Riboswitches regulate gene expression through direct and specific interactions with small metabolite molecules. Binding of a ligand to its RNA target is high selectivity and affinity and induces conformational changes of the RNA's secondary and tertiary structure. The structural difference of two purine riboswitches aptamers is caused by only one single mutation, where cytosine 74 in the guanine riboswitch is corresponding to a uracil 74 in adenine riboswitch. Here we employed molecular dynamics (MD) simulation, molecular mechanics Poisson-Boltzmann surface area (MM-PBSA) and thermodynamic integration computational methodologies to evaluate the energetic and conformational changes of ligands binding to purine riboswitches.
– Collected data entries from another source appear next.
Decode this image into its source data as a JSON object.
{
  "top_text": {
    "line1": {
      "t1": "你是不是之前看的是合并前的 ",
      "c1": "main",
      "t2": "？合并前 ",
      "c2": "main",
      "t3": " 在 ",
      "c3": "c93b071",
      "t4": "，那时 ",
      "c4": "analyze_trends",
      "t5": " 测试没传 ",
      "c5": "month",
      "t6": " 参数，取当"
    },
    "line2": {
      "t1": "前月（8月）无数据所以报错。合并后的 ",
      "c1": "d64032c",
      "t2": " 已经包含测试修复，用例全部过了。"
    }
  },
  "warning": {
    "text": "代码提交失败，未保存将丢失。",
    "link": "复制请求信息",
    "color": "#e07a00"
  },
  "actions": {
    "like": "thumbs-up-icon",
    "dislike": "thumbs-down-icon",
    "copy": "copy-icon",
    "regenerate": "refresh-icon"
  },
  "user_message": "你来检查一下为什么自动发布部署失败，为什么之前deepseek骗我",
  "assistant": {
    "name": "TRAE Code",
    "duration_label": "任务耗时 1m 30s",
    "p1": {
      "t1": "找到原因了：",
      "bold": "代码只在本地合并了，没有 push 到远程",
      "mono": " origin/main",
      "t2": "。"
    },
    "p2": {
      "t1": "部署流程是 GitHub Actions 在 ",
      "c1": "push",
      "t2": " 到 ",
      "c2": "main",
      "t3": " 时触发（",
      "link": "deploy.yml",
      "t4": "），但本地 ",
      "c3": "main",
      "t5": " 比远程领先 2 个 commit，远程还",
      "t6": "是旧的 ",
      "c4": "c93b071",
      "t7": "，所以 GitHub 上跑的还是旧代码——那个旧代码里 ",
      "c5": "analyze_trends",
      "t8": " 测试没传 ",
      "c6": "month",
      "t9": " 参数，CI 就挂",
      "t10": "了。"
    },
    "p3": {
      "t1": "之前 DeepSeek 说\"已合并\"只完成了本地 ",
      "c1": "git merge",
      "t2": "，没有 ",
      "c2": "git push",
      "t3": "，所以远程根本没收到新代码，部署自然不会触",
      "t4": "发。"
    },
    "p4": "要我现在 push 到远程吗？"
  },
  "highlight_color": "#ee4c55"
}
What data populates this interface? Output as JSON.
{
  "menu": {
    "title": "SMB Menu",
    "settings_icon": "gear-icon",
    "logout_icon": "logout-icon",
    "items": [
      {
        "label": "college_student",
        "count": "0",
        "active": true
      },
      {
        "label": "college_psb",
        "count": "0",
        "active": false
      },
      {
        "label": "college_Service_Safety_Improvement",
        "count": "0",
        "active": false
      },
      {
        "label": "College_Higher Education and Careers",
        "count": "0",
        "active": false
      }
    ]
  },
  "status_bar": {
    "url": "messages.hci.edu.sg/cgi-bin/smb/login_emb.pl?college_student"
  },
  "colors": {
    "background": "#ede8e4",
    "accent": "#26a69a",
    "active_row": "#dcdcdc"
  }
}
The snapshots used in MM-PBSA calculation were extracted from ten 50 ns MD simulation trajectories for each complex. These free energy results are in consistent with the experimental data and rationalize the selectivity of the riboswitches for different ligands. In particular, it is found that the loss in binding free energy upon mutation is mainly electrostatic in guanine (GUA) and riboswitch complex. Furthermore, new hydrogen bonds are found in mutated complexes. To reveal the conformational properties of guanine riboswitch, we performed a total of 6 μs MD simulations in both the presence and the absence of the ligand GUA. The MD simulations suggest that the conformation of guanine riboswitch depends on the distance of two groups in the binding pocket of ligand. The conformation is in a close conformation when U51-A52 is close to C74-U75.